Хотя большую, если не бо́льшую роль играет настрой воспринимающего. «Там, где эллину сияла Красота, мне из черных дыр зияла Срамота…». Широкий театральный зритель в России, конечно, пуританин. И его, естественно, ни на пядь не сдвинуть с той точки зрения, что тело без одежд — ростральная фигура на корабле массовой культуры (а в «храме» и на «кафедре» она срамна). И это закономерно. Потому что зритель чувствует интуитивно: в контексте столь любимого жизнеподобного театра нагота действительно весьма факультативна (а то, без чего можно обойтись, — известно — лучше отсечь бритвой Оккама).

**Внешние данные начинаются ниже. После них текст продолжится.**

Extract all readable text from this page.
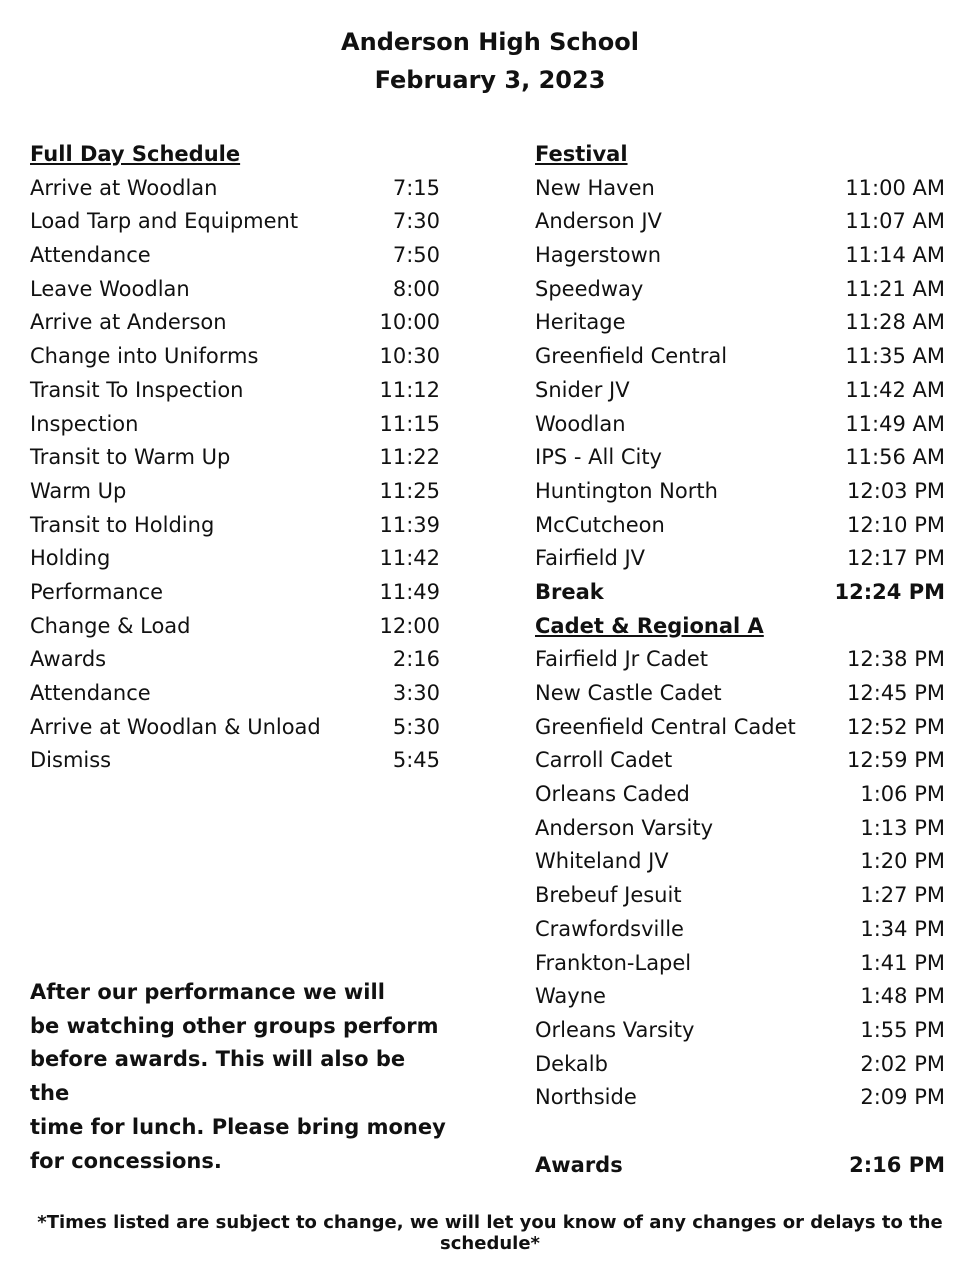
Anderson High School
February 3, 2023
Full Day Schedule
Arrive at Woodlan	7:15
Load Tarp and Equipment	7:30
Attendance	7:50
Leave Woodlan	8:00
Arrive at Anderson	10:00
Change into Uniforms	10:30
Transit To Inspection	11:12
Inspection	11:15
Transit to Warm Up	11:22
Warm Up	11:25
Transit to Holding	11:39
Holding	11:42
Performance	11:49
Change & Load	12:00
Awards	2:16
Attendance	3:30
Arrive at Woodlan & Unload	5:30
Dismiss	5:45
Festival
New Haven	11:00 AM
Anderson JV	11:07 AM
Hagerstown	11:14 AM
Speedway	11:21 AM
Heritage	11:28 AM
Greenfield Central	11:35 AM
Snider JV	11:42 AM
Woodlan	11:49 AM
IPS - All City	11:56 AM
Huntington North	12:03 PM
McCutcheon	12:10 PM
Fairfield JV	12:17 PM
Break	12:24 PM
Cadet & Regional A
Fairfield Jr Cadet	12:38 PM
New Castle Cadet	12:45 PM
Greenfield Central Cadet 12:52 PM
Carroll Cadet	12:59 PM
Orleans Caded	1:06 PM
Anderson Varsity	1:13 PM
Whiteland JV	1:20 PM
Brebeuf Jesuit	1:27 PM
Crawfordsville	1:34 PM
Frankton-Lapel	1:41 PM
Wayne	1:48 PM
Orleans Varsity	1:55 PM
Dekalb	2:02 PM
Northside	2:09 PM
Awards	2:16 PM
After our performance we will
be watching other groups perform
before awards. This will also be the
time for lunch. Please bring money
for concessions.
*Times listed are subject to change, we will let you know of any changes or delays to the schedule*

Потому что в этой системе координат у нее слишком большой риск и оказаться тем, чем она кажется: телом как телом; слишком конкретным объектом желания. Означающее смыкается с означаемым, и в итоге вместо объема возникает плоскость. В том числе и в значении пошлость. «Ведь есть же эквиваленты!» — восклицает продвинутый зритель. «Разврат!» — заключает зритель непродвинутый и нет-нет да и пишет письмо в соответствующие структуры. И ширится пропасть.
«Там, где эллину сияла Красота…». И эллин здесь неслучаен. Потому что на все это можно посмотреть как на результат и симптомы господства третьего жанра. Драма стыдливо натягивает буржуазные покровы и говорит: табу. Драма тянет на сцену жизнеподобие и чурается корней — дионисийских буйств и экстатических срывов. Когда речь идет о бытовом прямолинейном обнажении, да, хочется метафоры, чтобы его прикрыть. Когда возникает необходимость говорить о наготе перед ликом рока, нагота сама становится метафорой, эквивалентом.

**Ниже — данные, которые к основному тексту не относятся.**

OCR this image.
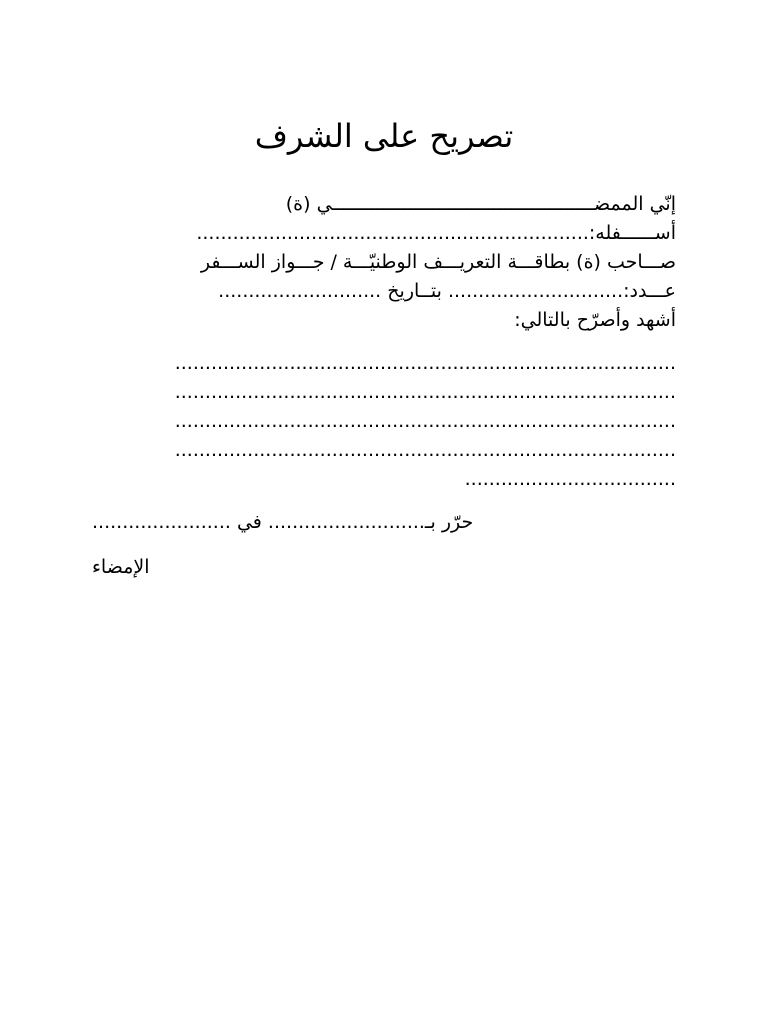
تصريح على الشرف
إنّي الممضـــــــــــــــــــــــــــــــــــــــــــــــي (ة)
أســــــفله:.................................................................
صـــاحب (ة) بطاقـــة التعريـــف الوطنيّـــة / جـــواز الســـفر
عـــدد:............................. بتــاريخ ...........................
أشهد وأصرّح بالتالي:
...................................................................................
...................................................................................
...................................................................................
...................................................................................
...................................
حرّر بـ.......................... في .......................
الإمضاء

А. Ференци (Отелло), М. Поплавски (Дездемона).
«Африканские сказки Шекспира». Сцена из спектакля. Фото © Konrad Pustola
Трагедия взыскует универсума, а универсум склонен к наготе. Человек на сцене всегда знак, голый человек — знак par exellence. И тут уже одежда — то, что можно вычесть.

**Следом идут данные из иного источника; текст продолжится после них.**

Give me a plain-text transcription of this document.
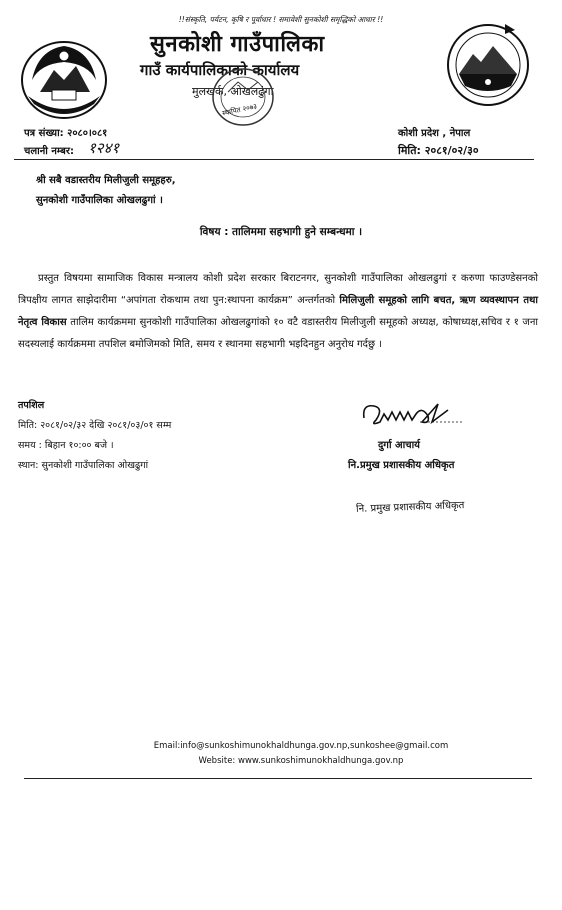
!!संस्कृति, पर्यटन, कृषि र पूर्वाधार ! समावेशी सुनकोशी समृद्धिको आधार !!
सुनकोशी गाउँपालिका
गाउँ कार्यपालिकाको कार्यालय
मुलखर्क, ओखलढुंगा
स्थापित २०७३
पत्र संख्या: २०८०।०८१
चलानी नम्बर: १२४१
कोशी प्रदेश , नेपाल
मिति: २०८१/०२/३०
श्री सबै वडास्तरीय मिलीजुली समूहहरु,
सुनकोशी गाउँपालिका ओखलढुगां ।
विषय : तालिममा सहभागी हुने सम्बन्धमा ।
प्रस्तुत विषयमा सामाजिक विकास मन्त्रालय कोशी प्रदेश सरकार बिराटनगर, सुनकोशी गाउँपालिका ओखलढुगां र करुणा फाउण्डेसनको त्रिपक्षीय लागत साझेदारीमा “अपांगता रोकथाम तथा पुन:स्थापना कार्यक्रम” अन्तर्गतको मिलिजुली समूहको लागि बचत, ऋण व्यवस्थापन तथा नेतृत्व विकास तालिम कार्यक्रममा सुनकोशी गाउँपालिका ओखलढुगांको १० वटै वडास्तरीय मिलीजुली समूहको अध्यक्ष, कोषाध्यक्ष,सचिव र १ जना सदस्यलाई कार्यक्रममा तपशिल बमोजिमको मिति, समय र स्थानमा सहभागी भइदिनहुन अनुरोध गर्दछु ।
तपशिल
मिति: २०८१/०२/३२ देखि २०८१/०३/०१ सम्म
समय : बिहान १०:०० बजे ।
स्थान: सुनकोशी गाउँपालिका ओखढुगां
दुर्गा आचार्य
नि.प्रमुख प्रशासकीय अधिकृत
नि. प्रमुख प्रशासकीय अधिकृत
Email:info@sunkoshimunokhaldhunga.gov.np,sunkoshee@gmail.com
Website: www.sunkoshimunokhaldhunga.gov.np
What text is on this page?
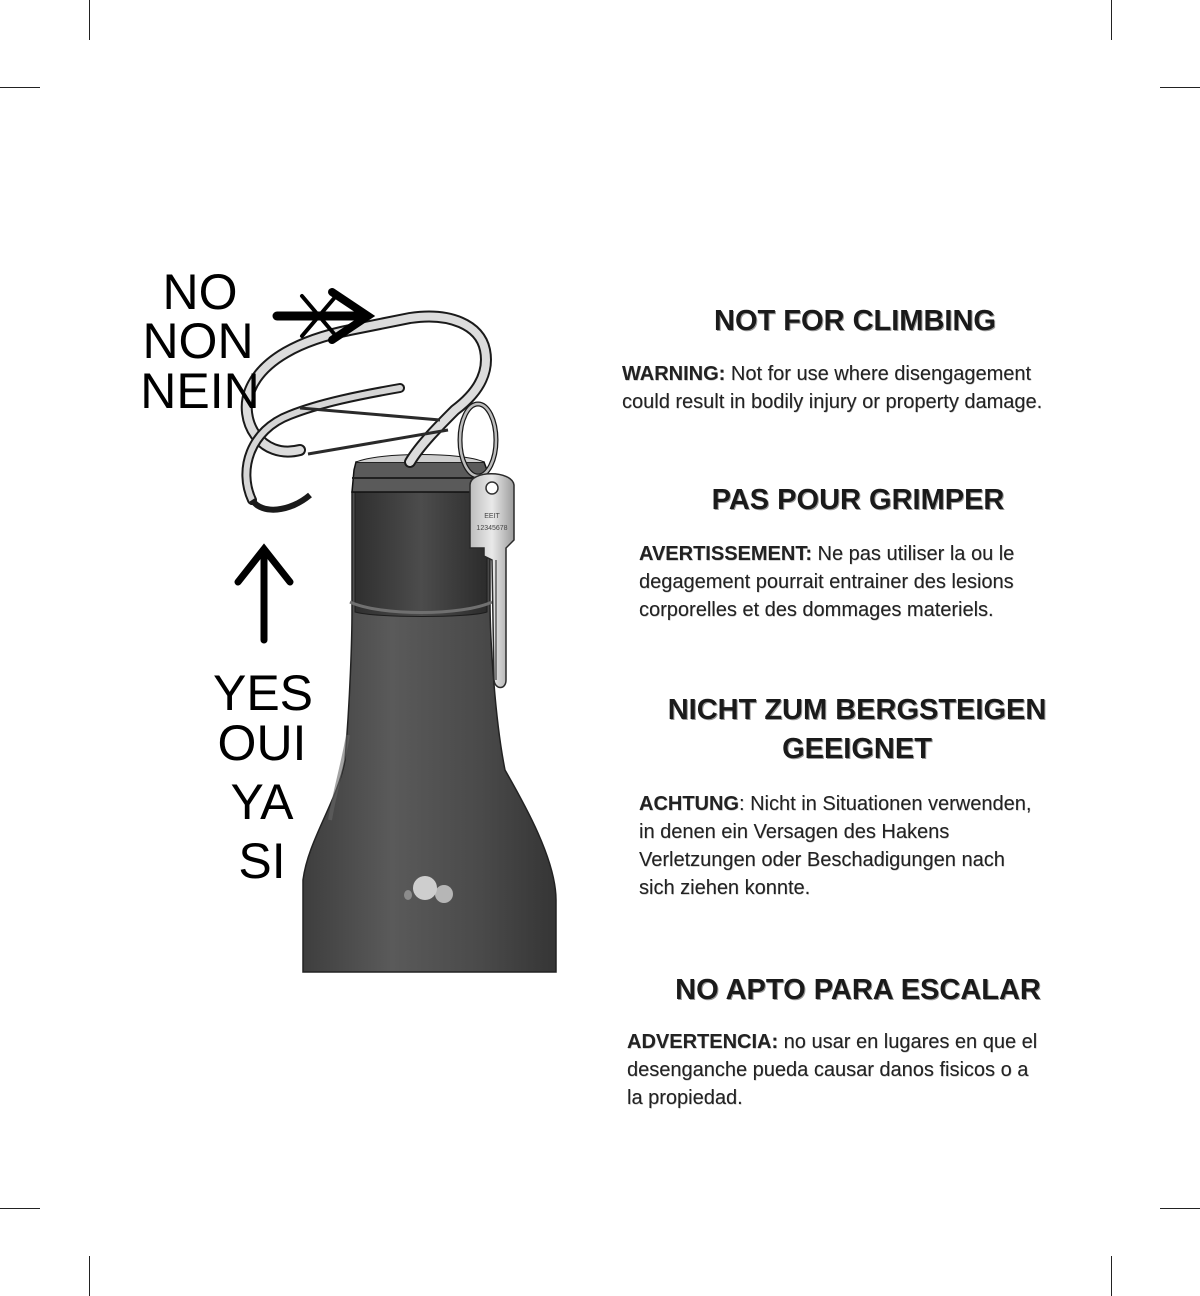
EEIT
12345678
NO
NON
NEIN
YES
OUI
YA
SI
NOT FOR CLIMBING
WARNING: Not for use where disengagement
could result in bodily injury or property damage.
PAS POUR GRIMPER
AVERTISSEMENT: Ne pas utiliser la ou le
degagement pourrait entrainer des lesions
corporelles et des dommages materiels.
NICHT ZUM BERGSTEIGEN
GEEIGNET
ACHTUNG: Nicht in Situationen verwenden,
in denen ein Versagen des Hakens
Verletzungen oder Beschadigungen nach
sich ziehen konnte.
NO APTO PARA ESCALAR
ADVERTENCIA: no usar en lugares en que el
desenganche pueda causar danos fisicos o a
la propiedad.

В 2012 году на Авиньонском фестивале во внутреннем дворе костела показывали пластический спектакль Томми Паскаля, лаконично называвшийся «Трагедия». Но правильнее было бы сказать, что это «Ритуал». В нем не было протагониста, не было субъекта, лица. Под грубый рокот барабана обнаженные, крепко сложенные люди выходили по восемь из ниш, шли фронтально к авансцене и возвращались. Их сменяли другие — было несколько «шеренг». И это продолжалось… бесконечно. Молодые и немолодые тела в рамке вечных — на их фоне — теплых, как кожа, но изъеденных временем стен. Люди и фигуры с конкретными, но все более и более размывающимися по мере запоминания лицами и очертаниями. И огромные, изначально безликие, лишенные индивидуальности и даже пола, колеблющиеся, как идея человека, тени на стенах. Потом тела сплелись, стали единым комом, их носило роком, было что-то дантовское — неважно. Важно, что влекло к истокам, к некой праматери театра. И это не была реконструкция — потому что тела — живые. И сознание проводило большую работу — засыпая. А подсознание смазывало черты и возвращало образ архетипа. Человека, еще умеющего без очков смотреть в глаза чудовищам, человека игрушку и антагониста рока, человека вообще. А вы говорите одежда…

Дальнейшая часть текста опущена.